Unifor leadership described a Thursday meeting with General Motors in Detroit as “constructive” following the latest efforts to end an 11-day strike at an Ontario plant that assembles the Chevrolet Equinox.
Unifor Local 88 President Dan Borthwick said the union laid out a proposal to high-level GM officials at the meeting. He said Local 88, which represents the workers at CAMI Assembly in Ingersoll, Ont., expects a response from GM by late Friday.
“Hopefully, we can get back to the table,” Borthwick told Automotive News Canada in a phone interview. GM did not respond to a request for comment.
Should GM respond positively to Unifor’s offer, Borthwick said the two sides could sort out a deal within three days.
Whether GM does so is a major question. The two sides have failed to see eye-to-eye on the plant’s status as a producer of the Equinox, GM’s top-selling crossover and one of its most profitable models.
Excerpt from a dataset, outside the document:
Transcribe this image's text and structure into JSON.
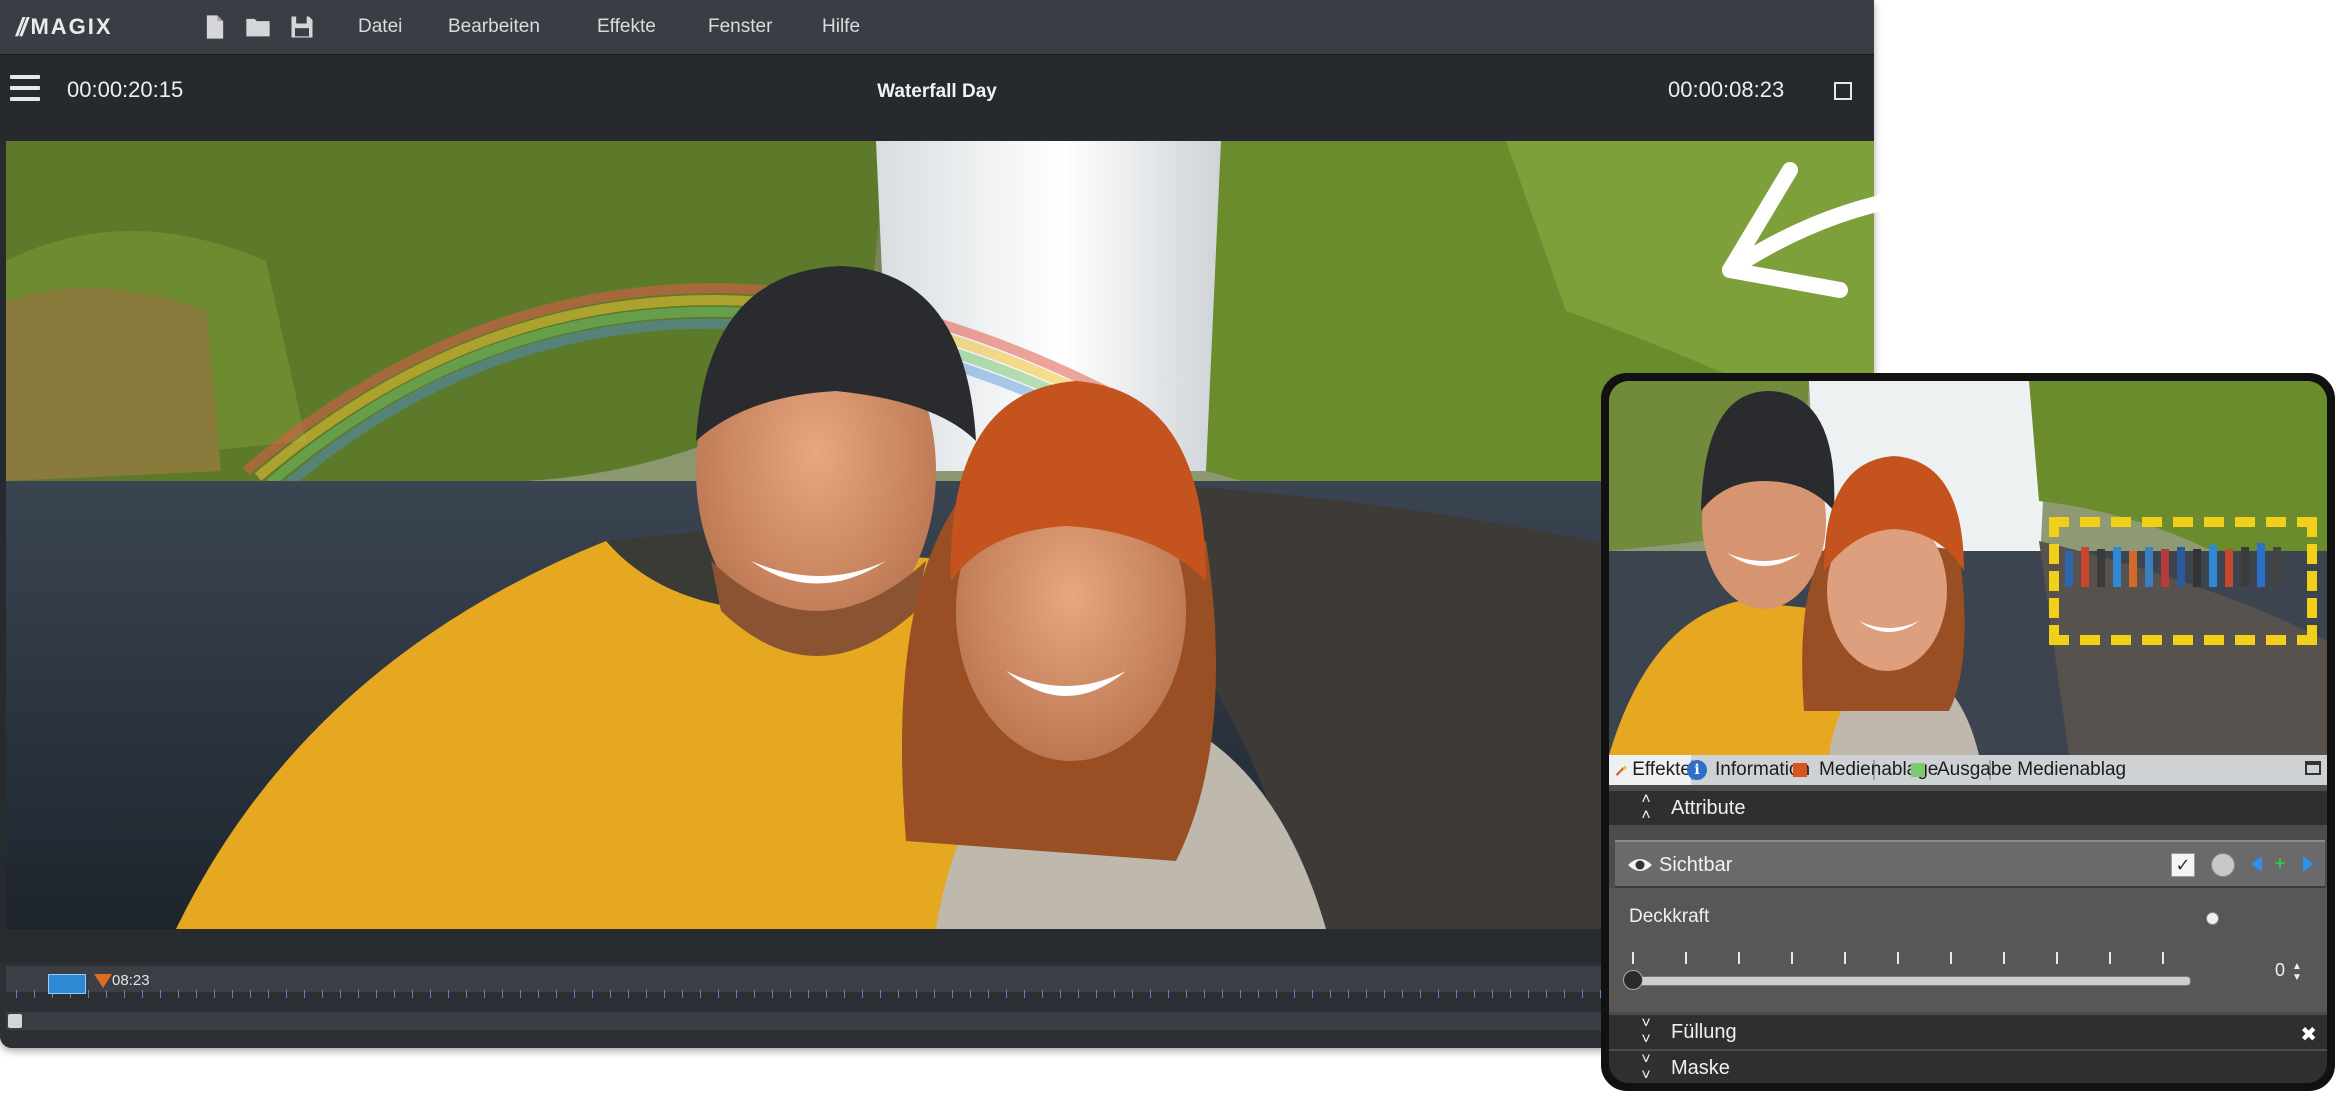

Unifor has demanded GM name CAMI as the lead producer for the Equinox, a move union leaders say would protect Canadian jobs from being outsourced to Mexico. Job security has been a top priority for Unifor thanks in large part to GM’s shift this year of GMC Terrain production from CAMI to Mexico, leading to about 400 workers on layoff and another 200 taking buyouts or early retirement packages.
The Equinox is also built at two Mexican assembly plants. The plants have built about 40,017 Equinoxes since production began there in April. The CAMI plant, which runs on three shifts six days per week, has built 132,388 Equinoxes since the beginning of the year, according to the Automotive News Data Center.
Lead producer status would allow CAMI to become the first plant to receive increased Equinox production should GM need it, and it would be the last plant to have production scaled back.
The strike, the first in Canada against an American automaker since 1996, has had wide-ranging effects on the Canadian supply chain. GM, for instance, laid off workers at its St. Catharines, Ont., plant, which supplies transmissions to CAMI, and has scaled back engine production at plants in Flint, Mich., and Spring Hill, Tenn.